La Cgil apre con la Regione siciliana e con l’Anci la vertenza casa-territorio-ambiente con una piattaforma rivendicativa che mette assieme i temi dell’abitare, quelli della salvaguardia del territorio e quelli del lavoro. L’iniziativa è stata lanciata oggi a Catania durante un convegno.
“In un contesto critico come quello siciliano – ha detto il segretario generale della Cgil regionale, Michele Pagliaro – la questione dell’abitare assume un significato particolare. Sotto una stessa voce ci stanno, infatti, un diritto fondamentale, l’impulso che una politica adeguata può dare a un settore anticiclico come l’edilizia, la tutela e la salvaguardia del territorio con tutto ciò che può significare in termini di occupazione”.
Per questo il sindacato punta a una contrattazione multilivello su questi temi, mirando “allo sviluppo e al rilancio dei centri storici, delle periferie e delle aree urbane e contemporaneamente a ridurre il consumo del suolo, attivando anzi processi di rigenerazione”.econdo i dati forniti da Salvatore Lo Balbo, responsabile del dipartimento territorio della Cgil Sicilia, nella relazione di apertura, “la Sicilia è una delle regioni che con un +7,18 per cento ha contribuito di più al consumo di suolo. In generale, in Italia, dal 1950 al 2011, la popolazione è cresciuta del 28 per cento ma la cementificazione del 166 per cento. Nonostante questo ci sono milioni di persone, anziani, giovani, famiglie, per cui la casa e un abitare dignitoso non sono garantiti”.
In Sicilia 130mila degli oltre 1,7 milioni di edifici a uso abitativo sono vuoti o inutilizzati. Un numero a cui va aggiunto quello degli immobili pubblici sottoutilizzati. In questo contesto l’obiettivo, per la Cgil, deve essere “fare rivivere i centri storici e recuperare le periferie con l’adozione di provvedimenti adeguati affinché non si continui a consumare suolo, a lasciare abbandonati immobili pubblici e privati ma anche a non utilizzare l’immenso patrimonio immobiliare sequestrato o confiscato alle mafie”.
Nel dicembre 2015 i beni immobili confiscati in via definitiva, secondo i dati del ministero della Giustizia, sono 5.000 e 153.397 i beni immobili sequestrati, esclusi i terreni. Il 50 per cento di questi è in Sicilia. “Quella dei beni confiscati – ha rilevato Pagliaro – è una partita che si scontra con un quadro normativo piegato sul diritto fallimentare col risultato dell’allungarsi infinito dei tempi tra sequestro e assegnazione che fa passare il messaggio che lo Stato non riesce a gestire questi immobili. Questo non è accettabile”.

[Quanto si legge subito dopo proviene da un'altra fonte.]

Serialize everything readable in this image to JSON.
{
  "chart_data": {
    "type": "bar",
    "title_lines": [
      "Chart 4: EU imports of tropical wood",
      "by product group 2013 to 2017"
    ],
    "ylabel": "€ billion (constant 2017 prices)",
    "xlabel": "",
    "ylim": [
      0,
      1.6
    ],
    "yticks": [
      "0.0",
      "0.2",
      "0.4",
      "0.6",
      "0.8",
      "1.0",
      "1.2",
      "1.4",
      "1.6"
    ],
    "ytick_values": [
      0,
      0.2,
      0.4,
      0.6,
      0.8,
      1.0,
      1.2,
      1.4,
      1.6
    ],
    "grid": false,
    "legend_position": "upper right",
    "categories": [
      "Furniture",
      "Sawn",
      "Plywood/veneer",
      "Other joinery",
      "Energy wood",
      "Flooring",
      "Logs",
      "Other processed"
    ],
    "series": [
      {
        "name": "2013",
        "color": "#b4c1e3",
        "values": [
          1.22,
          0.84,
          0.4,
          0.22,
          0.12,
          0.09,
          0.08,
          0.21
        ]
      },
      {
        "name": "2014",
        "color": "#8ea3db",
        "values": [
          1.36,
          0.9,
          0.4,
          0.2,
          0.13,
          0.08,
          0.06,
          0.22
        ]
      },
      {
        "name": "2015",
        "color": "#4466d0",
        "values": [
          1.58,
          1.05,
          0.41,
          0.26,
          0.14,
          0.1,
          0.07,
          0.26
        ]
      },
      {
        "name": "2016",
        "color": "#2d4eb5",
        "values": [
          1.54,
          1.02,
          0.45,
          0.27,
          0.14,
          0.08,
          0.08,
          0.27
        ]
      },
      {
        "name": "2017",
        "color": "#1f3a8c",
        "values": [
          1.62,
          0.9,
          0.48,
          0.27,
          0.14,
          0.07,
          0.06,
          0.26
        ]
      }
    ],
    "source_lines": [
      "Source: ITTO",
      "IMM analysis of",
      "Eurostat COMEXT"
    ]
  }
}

La Cgil propone che il patrimonio immobiliare sottratto alla mafia venga gestito tramite gli ex Iacp o le società immobiliari pubbliche creando “una sinergia operativa tra gli uffici Misure di prevenzione dei tribunali e l’Agenzia nazionale per l’amministrazione e la destinazione dei beni sequestrati e confiscati alla criminalità organizzata (Anbsc)”. Tra le proposte del sindacato c’è anche l’accelerazione e l’incremento delle attività di ristrutturazione, rigenerazione ed efficienza energetica del patrimonio immobiliare pubblico. L’incremento di offerta di case popolari, per il sindacato, oltre che attraverso i beni confiscati, può essere ottenuto con l’acquisizione di immobili sul mercato. La Cgil sollecita piani di decementificazione di tutte le aree sensibili e fragili del territorio. Pagliaro ha ricordato che “in Sicilia ogni anno si contano 34mila frane di cui 22mila attive, che richiamano all’esigenza di interventi di salvaguardia del territorio. L’Isola – ha concluso il segretario della Cgil – ha un’enorme patrimonio di risorse umane, dai forestali, ai lavoratori dell’edilizia e degli enti di servizio all’agricoltura, che possono essere utilizzati in coerenza con gli obiettivi che segnaliamo”.